Targith snarled, launching himself back into the fray. His broad sword crashed down between them with meteoric force, splitting their clash apart and forcing North backward. In that instant, Newsaw seized his opening and shot toward the site of the detonation, leaving Targith and North alone in a charged silence, sparks raining around them.
——
Caroline grit her teeth, still glaring at the battlefield above.
"Idiot. Absolute idiot," she hissed under her breath, watching the lingering ripples of Jack's last attack warp the air. "I said help me, not nuke the entire damn zone."
If North got hurt because of that… she shook her head, forcing the thought down. No time to spiral. She needed a ship, needed to lock into its systems and start tearing through the Black Hawks' formation from the inside. Her UI could override their protocols, but she wasn't fast enough to get in without cover. That's why she'd needed Jack. That lunatic.

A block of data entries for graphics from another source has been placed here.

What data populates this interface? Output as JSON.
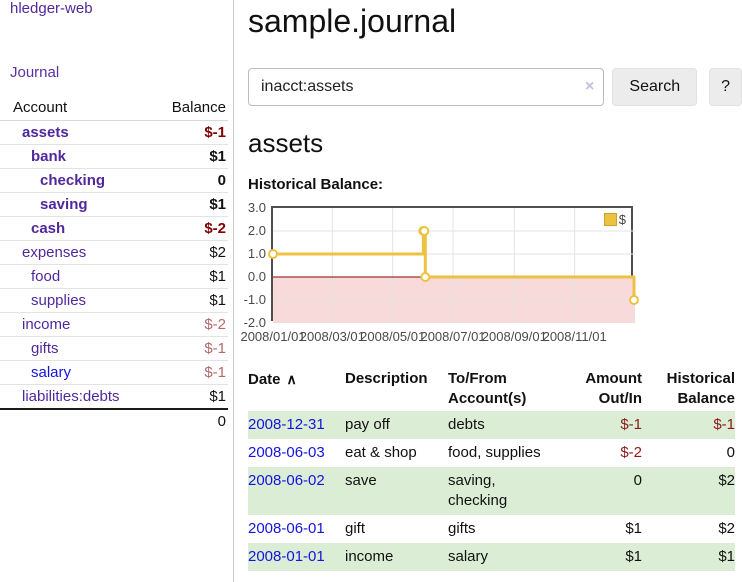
{
  "app": {
    "brand": "hledger-web"
  },
  "colors": {
    "purple_link": "#50289c",
    "blue_link": "#1414e0",
    "negative_strong": "#800000",
    "negative_muted": "#b36a6a",
    "table_negative": "#8b1a1a",
    "row_stripe_green": "#dcedd5",
    "series_gold": "#edc240",
    "negative_region_pink": "#f9dada",
    "zero_line_red": "#8b0000"
  },
  "sidebar": {
    "journal_link": "Journal",
    "accounts": {
      "col_account": "Account",
      "col_balance": "Balance",
      "rows": [
        {
          "name": "assets",
          "depth": 1,
          "balance": "$-1",
          "emph": true,
          "neg": "strong"
        },
        {
          "name": "bank",
          "depth": 2,
          "balance": "$1",
          "emph": true,
          "neg": "none"
        },
        {
          "name": "checking",
          "depth": 3,
          "balance": "0",
          "emph": true,
          "neg": "none"
        },
        {
          "name": "saving",
          "depth": 3,
          "balance": "$1",
          "emph": true,
          "neg": "none"
        },
        {
          "name": "cash",
          "depth": 2,
          "balance": "$-2",
          "emph": true,
          "neg": "strong"
        },
        {
          "name": "expenses",
          "depth": 1,
          "balance": "$2",
          "emph": false,
          "neg": "none"
        },
        {
          "name": "food",
          "depth": 2,
          "balance": "$1",
          "emph": false,
          "neg": "none"
        },
        {
          "name": "supplies",
          "depth": 2,
          "balance": "$1",
          "emph": false,
          "neg": "none"
        },
        {
          "name": "income",
          "depth": 1,
          "balance": "$-2",
          "emph": false,
          "neg": "muted"
        },
        {
          "name": "gifts",
          "depth": 2,
          "balance": "$-1",
          "emph": false,
          "neg": "muted"
        },
        {
          "name": "salary",
          "depth": 2,
          "balance": "$-1",
          "emph": false,
          "neg": "muted",
          "link": "blue"
        },
        {
          "name": "liabilities:debts",
          "depth": 1,
          "balance": "$1",
          "emph": false,
          "neg": "none"
        }
      ],
      "total": "0"
    }
  },
  "main": {
    "title": "sample.journal",
    "search": {
      "value": "inacct:assets",
      "clear": "×",
      "button": "Search",
      "help": "?"
    },
    "heading": "assets",
    "chart_title": "Historical Balance:",
    "register": {
      "headers": {
        "date": {
          "l1": "Date",
          "sort": "∧"
        },
        "description": {
          "l1": "Description",
          "l2": ""
        },
        "account": {
          "l1": "To/From",
          "l2": "Account(s)"
        },
        "amount": {
          "l1": "Amount",
          "l2": "Out/In"
        },
        "balance": {
          "l1": "Historical",
          "l2": "Balance"
        }
      },
      "rows": [
        {
          "date": "2008-12-31",
          "desc": "pay off",
          "accts": "debts",
          "amount": "$-1",
          "amount_neg": true,
          "balance": "$-1",
          "balance_neg": true
        },
        {
          "date": "2008-06-03",
          "desc": "eat & shop",
          "accts": "food, supplies",
          "amount": "$-2",
          "amount_neg": true,
          "balance": "0",
          "balance_neg": false
        },
        {
          "date": "2008-06-02",
          "desc": "save",
          "accts": "saving, checking",
          "amount": "0",
          "amount_neg": false,
          "balance": "$2",
          "balance_neg": false
        },
        {
          "date": "2008-06-01",
          "desc": "gift",
          "accts": "gifts",
          "amount": "$1",
          "amount_neg": false,
          "balance": "$2",
          "balance_neg": false
        },
        {
          "date": "2008-01-01",
          "desc": "income",
          "accts": "salary",
          "amount": "$1",
          "amount_neg": false,
          "balance": "$1",
          "balance_neg": false
        }
      ]
    }
  },
  "chart_data": {
    "type": "line",
    "title": "Historical Balance:",
    "step": true,
    "series": [
      {
        "name": "$",
        "color": "#edc240",
        "points": [
          [
            "2008-01-01",
            1
          ],
          [
            "2008-06-01",
            2
          ],
          [
            "2008-06-02",
            2
          ],
          [
            "2008-06-03",
            0
          ],
          [
            "2008-12-31",
            -1
          ]
        ]
      }
    ],
    "x_range": [
      "2008-01-01",
      "2009-01-01"
    ],
    "x_ticks": [
      {
        "date": "2008-01-01",
        "label": "2008/01/01"
      },
      {
        "date": "2008-03-01",
        "label": "2008/03/01"
      },
      {
        "date": "2008-05-01",
        "label": "2008/05/01"
      },
      {
        "date": "2008-07-01",
        "label": "2008/07/01"
      },
      {
        "date": "2008-09-01",
        "label": "2008/09/01"
      },
      {
        "date": "2008-11-01",
        "label": "2008/11/01"
      }
    ],
    "y_ticks": [
      3.0,
      2.0,
      1.0,
      0.0,
      -1.0,
      -2.0
    ],
    "ylim": [
      -2,
      3
    ],
    "grid": true,
    "negative_region_color": "#f9dada",
    "zero_line_color": "#8b0000",
    "legend": {
      "label": "$",
      "position": "top-right"
    }
  }
}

Jack, meanwhile, was floating in bliss. The chaos, the screams, the surging Ryun—it all fed him. His grin was wide, almost feral, his grey eyes brightened as the attacks came flying at him. But instead of resisting, he drank them in. Every blast absorbed, every strike twisted into his momentum, until the air itself seemed to pulse with his rhythm.
They came for him—vengeance in their eyes, righteous fury burning through their auras. He only smiled.
Raising a single hand, Jack locked his fingers into an intricate form again, his pointer and middle finger pointing forward, while curling his ring and thumb, pinky angled just so. He aimed upward.
Above, the Ryun swirled into a massive black-and-purple sword, hundreds of meters long, forged from the stolen fragments of the Black Hawks' own attacks. He dropped it—not on the world, but at a single invisible coordinate only he could sense.
The blade didn't strike.
Instead, it detonated at a point in space, sending razor-thin black and violet lines spiderwebbing through the air. Twenty Black Hawks froze mid-action as the patterns crisscrossed their bodies, a split-second of silence before they imploded inwards, folding into nothing before shattering like glass.
The remaining dozens stared in horror.
Jack stood alone in the drifting mist of their dissolved comrades, shoulders rising and falling. Then he laughed—a high, sharp bark that broke into wild, unrestrained joy.
"HeheheHAHAHAHA! That's what I'm TALKING about!" He threw his arms up toward the roaring battlefield. "Yeah! I'm HIM! Oh—wait, is that a fireball?"
He looked down. Caroline was below, practically hopping in place, waving her arms like a woman possessed.
"Oh. Right."
In the blink of an eye, he was next to her. "Wassup?"
Caroline spun on him, six tails flaring with static and frustration. "Dumbass—ohhh, I wanna say so much right now—but GET me into one of those ships. ASAP."
"Yes, ma'am," he said, mock salute and all. "But did you see that coo—"
"Now."
"Okay, okay, geez, man. Or—uh, woman. Anyway, may I have your hand?"
She gave him a deadpan stare. "…Really?"
"Yes."
She slapped her hand into his.
WARP.
Reality bent around them, and they blinked into existence on top of a Black Hawk ship mid-flight, the wind tearing at their clothes and hair. Caroline crouched low.
She risked a glance at Jack.
Something about him unnerved her—the black-purple mist still clung to his shoulders, and his aura hummed unnaturally, unstable but… intoxicating. She shoved the thought aside. She needed him for now. Let the chaos consume him if it made him useful.
Besides, a little womanly charm could turn this maniac into her weapon. And if she played it right? She'd lead this battle.